U.S. Attorney General Jeff Sessions’s action to rescind the Obama-era policies that allowed cannabis operators meeting state laws to do business may lead to a federal crackdown on licensed cannabis operators and could derail the state’s burgeoning $7 billion cannabis industry.
California legalized medical marijuana in 1996, and the industry has thrived, despite the threat of federal prosecution. California’s adult-use cannabis marketplace opened Jan. 1 when the state licensed more than 400 retailers, distributors and testing laboratories to start operations.
As more states passed medical marijuana laws, and with adult-use laws passed in Colorado in 2012, the Obama administration began steering prosecutors away from cases where state and federal laws conflict.
In 2013, a memo from then-Deputy Attorney General James Cole acknowledged states where voters have chosen to legalize marijuana and affirmed prosecutorial discretion in these states.
The guidance, widely known as the “Cole Memo,” directed prosecutors to focus on cases addressing the “most significant threats,” primarily keeping marijuana away from children and stopping criminal gangs from making money from its sales.
On Thursday, Sessions called this guidance “unnecessary.” In his memo, Sessions directed federal prosecutors to consider priorities set by his department, along with the seriousness of the crime, the Controlled Substances Act and “the deterrent effect of criminal prosecution.”

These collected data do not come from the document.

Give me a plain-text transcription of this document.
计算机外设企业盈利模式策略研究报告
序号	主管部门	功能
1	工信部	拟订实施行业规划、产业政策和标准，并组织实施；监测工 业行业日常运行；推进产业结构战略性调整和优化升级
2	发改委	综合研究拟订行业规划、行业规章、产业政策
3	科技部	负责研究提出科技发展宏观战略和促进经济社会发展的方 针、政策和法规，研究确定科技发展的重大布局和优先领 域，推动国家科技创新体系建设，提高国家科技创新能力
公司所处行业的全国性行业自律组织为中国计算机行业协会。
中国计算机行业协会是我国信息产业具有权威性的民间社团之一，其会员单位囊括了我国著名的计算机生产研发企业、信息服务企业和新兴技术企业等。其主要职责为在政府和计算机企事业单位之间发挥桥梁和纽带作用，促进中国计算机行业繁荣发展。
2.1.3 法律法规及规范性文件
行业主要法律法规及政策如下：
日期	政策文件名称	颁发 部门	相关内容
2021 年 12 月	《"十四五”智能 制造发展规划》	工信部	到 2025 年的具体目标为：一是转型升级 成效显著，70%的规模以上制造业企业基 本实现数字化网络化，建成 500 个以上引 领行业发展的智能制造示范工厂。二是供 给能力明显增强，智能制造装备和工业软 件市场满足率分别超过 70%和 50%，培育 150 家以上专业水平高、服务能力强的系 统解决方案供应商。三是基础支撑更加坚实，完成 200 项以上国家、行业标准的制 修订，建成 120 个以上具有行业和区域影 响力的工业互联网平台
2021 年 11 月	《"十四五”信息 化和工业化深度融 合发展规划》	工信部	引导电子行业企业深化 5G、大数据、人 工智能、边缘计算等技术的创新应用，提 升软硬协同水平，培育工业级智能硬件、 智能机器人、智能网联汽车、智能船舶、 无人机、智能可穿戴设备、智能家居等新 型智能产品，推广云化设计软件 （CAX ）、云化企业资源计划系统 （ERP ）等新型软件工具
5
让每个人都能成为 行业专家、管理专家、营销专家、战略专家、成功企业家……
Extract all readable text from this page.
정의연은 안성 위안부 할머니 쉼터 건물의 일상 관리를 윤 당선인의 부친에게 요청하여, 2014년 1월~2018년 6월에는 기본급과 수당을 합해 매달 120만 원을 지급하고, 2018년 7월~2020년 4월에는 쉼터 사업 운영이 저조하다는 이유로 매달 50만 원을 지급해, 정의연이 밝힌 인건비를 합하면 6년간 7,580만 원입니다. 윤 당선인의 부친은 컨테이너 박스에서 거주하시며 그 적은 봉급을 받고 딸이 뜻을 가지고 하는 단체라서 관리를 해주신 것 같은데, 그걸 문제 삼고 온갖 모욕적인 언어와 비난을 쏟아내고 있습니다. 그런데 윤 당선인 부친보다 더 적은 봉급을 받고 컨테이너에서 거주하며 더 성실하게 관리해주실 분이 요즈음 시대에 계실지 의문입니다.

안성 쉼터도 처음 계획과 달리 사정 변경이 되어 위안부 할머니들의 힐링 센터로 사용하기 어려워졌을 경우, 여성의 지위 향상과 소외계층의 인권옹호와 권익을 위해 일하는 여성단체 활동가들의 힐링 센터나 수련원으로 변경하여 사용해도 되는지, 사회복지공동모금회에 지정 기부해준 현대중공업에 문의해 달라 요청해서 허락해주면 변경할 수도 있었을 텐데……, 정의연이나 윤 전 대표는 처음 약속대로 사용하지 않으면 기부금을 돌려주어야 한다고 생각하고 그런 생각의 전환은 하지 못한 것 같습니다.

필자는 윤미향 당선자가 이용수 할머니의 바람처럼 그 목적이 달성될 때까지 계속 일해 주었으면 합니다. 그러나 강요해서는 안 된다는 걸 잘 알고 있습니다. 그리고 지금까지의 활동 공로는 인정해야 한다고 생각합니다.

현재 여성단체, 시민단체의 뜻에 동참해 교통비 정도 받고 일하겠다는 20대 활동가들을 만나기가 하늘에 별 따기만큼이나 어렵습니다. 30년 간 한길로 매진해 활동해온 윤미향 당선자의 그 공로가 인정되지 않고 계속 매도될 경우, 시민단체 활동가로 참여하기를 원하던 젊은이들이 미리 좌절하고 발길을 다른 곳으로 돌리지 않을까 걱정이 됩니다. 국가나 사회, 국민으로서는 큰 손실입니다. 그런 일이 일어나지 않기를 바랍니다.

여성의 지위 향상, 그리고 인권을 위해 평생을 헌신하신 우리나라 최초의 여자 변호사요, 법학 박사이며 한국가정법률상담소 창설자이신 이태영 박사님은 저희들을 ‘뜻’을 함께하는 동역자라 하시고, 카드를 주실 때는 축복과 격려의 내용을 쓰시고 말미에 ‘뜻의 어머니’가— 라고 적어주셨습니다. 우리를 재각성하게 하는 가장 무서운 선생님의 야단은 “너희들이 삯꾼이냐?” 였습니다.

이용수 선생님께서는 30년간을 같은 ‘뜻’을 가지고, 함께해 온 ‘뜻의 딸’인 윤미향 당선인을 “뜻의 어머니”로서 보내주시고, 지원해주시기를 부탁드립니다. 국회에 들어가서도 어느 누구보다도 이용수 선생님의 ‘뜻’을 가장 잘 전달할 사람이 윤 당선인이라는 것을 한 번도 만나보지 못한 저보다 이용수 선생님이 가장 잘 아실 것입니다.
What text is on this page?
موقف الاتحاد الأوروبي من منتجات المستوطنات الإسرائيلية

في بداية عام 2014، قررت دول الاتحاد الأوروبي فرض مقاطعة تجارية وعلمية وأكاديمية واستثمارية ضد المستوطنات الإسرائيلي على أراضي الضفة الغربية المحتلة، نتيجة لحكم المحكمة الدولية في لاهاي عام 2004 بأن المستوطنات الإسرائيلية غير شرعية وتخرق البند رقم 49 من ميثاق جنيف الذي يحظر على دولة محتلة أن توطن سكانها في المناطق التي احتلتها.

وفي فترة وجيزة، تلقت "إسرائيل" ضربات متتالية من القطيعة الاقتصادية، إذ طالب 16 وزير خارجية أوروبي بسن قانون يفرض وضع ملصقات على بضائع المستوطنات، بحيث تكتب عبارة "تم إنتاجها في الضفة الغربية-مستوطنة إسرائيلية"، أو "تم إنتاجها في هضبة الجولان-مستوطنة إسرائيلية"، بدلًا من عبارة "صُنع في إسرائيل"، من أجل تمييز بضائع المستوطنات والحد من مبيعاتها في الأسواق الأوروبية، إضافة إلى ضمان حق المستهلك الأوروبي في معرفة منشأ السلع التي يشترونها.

“The previous issuance of guidance undermines the rule of law and the ability of our local, state, tribal and federal law enforcement partners to carry out this mission,” Sessions said in a statement. “Therefore, today’s memo on federal marijuana enforcement simply directs all U.S. attorneys to use previously established prosecutorial principles that provide them all the necessary tools to disrupt criminal organizations, tackle the growing drug crisis and thwart violent crime across our country.”
The reaction from cannabis industry advocates and operators on the North Coast was measured.
Hezekiah Allen, executive director of the California Growers Association, said veteran cannabis legalization proponents expected the policy shift because Sessions is widely viewed as being “one of the more regressive policymakers in our country when it comes to cannabis.” Allen said it’s even more important for California policies to continue bringing operators into the legal, licensed system and discouraging black market activities.
“This underscores the importance of getting it right in California,” Allen said. “The law in our state is clear and we need to stand shoulder to shoulder on this issue.”
In his memo, Sessions made it clear federal prosecutors still maintain discretion when evaluating what cases to pursue with finite resources.
SPARC founder Erich Pearson said he hopes U.S. attorneys across the country, particularly in Northern California, will focus on actual crimes and not waste resources prosecuting “state-licensed legal, taxed and regulated cannabis that’s designed to keep the drug out of the hands of kids.”
“He’s still leaving the final decisions up to local U.S. attorneys, and I expect our U.S. attorney, as well as most in the country, will respect the will of the voters,” Pearson said.
Obama-era appointee Brian Stretch, the outgoing U.S. Attorney for the Northern District of California, announced this week he was leaving the federal post to take a job with a San Francisco law firm. His last day is Saturday and an interim successor is expected to be sworn in and announced this weekend, spokesman Abraham Simmons said.
Simmons said there will be no immediate change to the office’s focus when it comes to marijuana-related crimes.